Esta posição foi uma ruptura com as tradições do movimento marxista sobre a organização das mulheres. Embora os movimentos de mulheres vinculados ao movimento marxista fossem frequentes, eles tinham outros papéis: oferecer a possibilidade para mulheres terem atividade política onde não era permitida atividade política mista, organizar mulheres apoiadoras do partido, tendo um trabalho específico de atrair mulheres para o partido. Eles não levavam em consideração, em um nível teórico e prático, a necessidade de um movimento autônomo de mulheres para construir uma relação de forças suficiente para impor as demandas das mulheres.


Deste modo, esse foi o grande embate com correntes dentro e fora da Quarta Internacional que, enquanto se situavam como marxistas revolucionários, aderiam a uma concepção do processo revolucionário focada na classe trabalhadora representada “pelo” [no singular, único] partido revolucionário como a única agência da transformação social revolucionária, que na melhor das hipóteses iria naturalmente incorporar as demandas das mulheres ou lançar as bases para a eliminação da desigualdade entre os gêneros uma vez atingido o poder.

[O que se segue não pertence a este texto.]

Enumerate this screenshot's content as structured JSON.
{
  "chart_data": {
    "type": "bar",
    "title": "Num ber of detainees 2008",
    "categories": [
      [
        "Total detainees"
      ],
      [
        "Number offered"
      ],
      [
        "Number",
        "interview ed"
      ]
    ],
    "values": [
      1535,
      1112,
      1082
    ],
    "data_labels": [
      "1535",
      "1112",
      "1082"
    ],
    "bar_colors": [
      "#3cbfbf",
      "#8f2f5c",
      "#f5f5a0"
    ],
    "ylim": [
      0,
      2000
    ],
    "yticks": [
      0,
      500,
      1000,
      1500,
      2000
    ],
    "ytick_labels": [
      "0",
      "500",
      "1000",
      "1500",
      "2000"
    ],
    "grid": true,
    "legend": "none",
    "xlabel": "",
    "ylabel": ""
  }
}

Permanece hoje uma posição distintiva em relação a outras correntes marxistas revolucionárias internacionais, como a corrente morenista, a IST em torno do SWP britânico ou as diferentes correntes que se desenvolveram a partir da tendência British Militant.


Esta posição desenvolvida pela Quarta Internacional também deve ser vista no contexto de outro debate que estava ocorrendo naquele período e que foi concluído pela adoção, em 1985, da resolução “Democracia socialista e ditadura do proletariado”[3], ainda que as principais linhas da discussão tenham sido desenvolvidas na década de 1970. Esse debate marcou um importante avanço no pensamento estratégico da QI ao afirmar que as diferentes experiências e interesses de setores dos explorados e oprimidos implicavam o desenvolvimento de diferentes organizações autenticamente revolucionárias e que um único partido não sintetizaria todos os seus interesses em seu programa. Essa discussão também foi marcada pela experiência da revolução nicaraguense e por uma discussão posterior sobre a questão do sujeito revolucionário na década de 1980, na qual foi proposta uma distinção entre o sujeito político-prático que mobilizaria a massa da população capaz de impor seu programa e o sujeito político-teórico que contribuiria para o desenvolvimento do programa político sem mobilizar diretamente a massa dos explorados e oprimidos.


Este ponto importante foi aceito por uma maioria absolutamente esmagadora da Quarta Internacional em seu Congresso Mundial de 1979. No entanto, isso não impediu que outros debates importantes continuassem, no próprio congresso e posteriormente.


A posição tomada em favor de um movimento independente de libertação das mulheres foi sustentada a partir do fracasso das lideranças dos partidos e sindicatos do movimento operário em atender as demandas das mulheres e também de uma noção idealizada da atitude dos trabalhadores homens em relação às mulheres:


“Elas frequentemente enfrentam assédios e abuso sexistas que são organizados e promovidos por seus chefes e supervisores. Mesmo quando vem de seus colegas de trabalho, geralmente é resultado de uma atmosfera promovida pelo empregador.” (Nossos métodos de luta, 7)


Esse debate também se prolongou após o congresso na discussão sobre os “benefícios dos homens”, isto é, até que ponto os homens como indivíduos se beneficiam da opressão das mulheres e, portanto, têm interesse, ou pensam que têm, em perpetuar uma situação de desigualdade e discriminação.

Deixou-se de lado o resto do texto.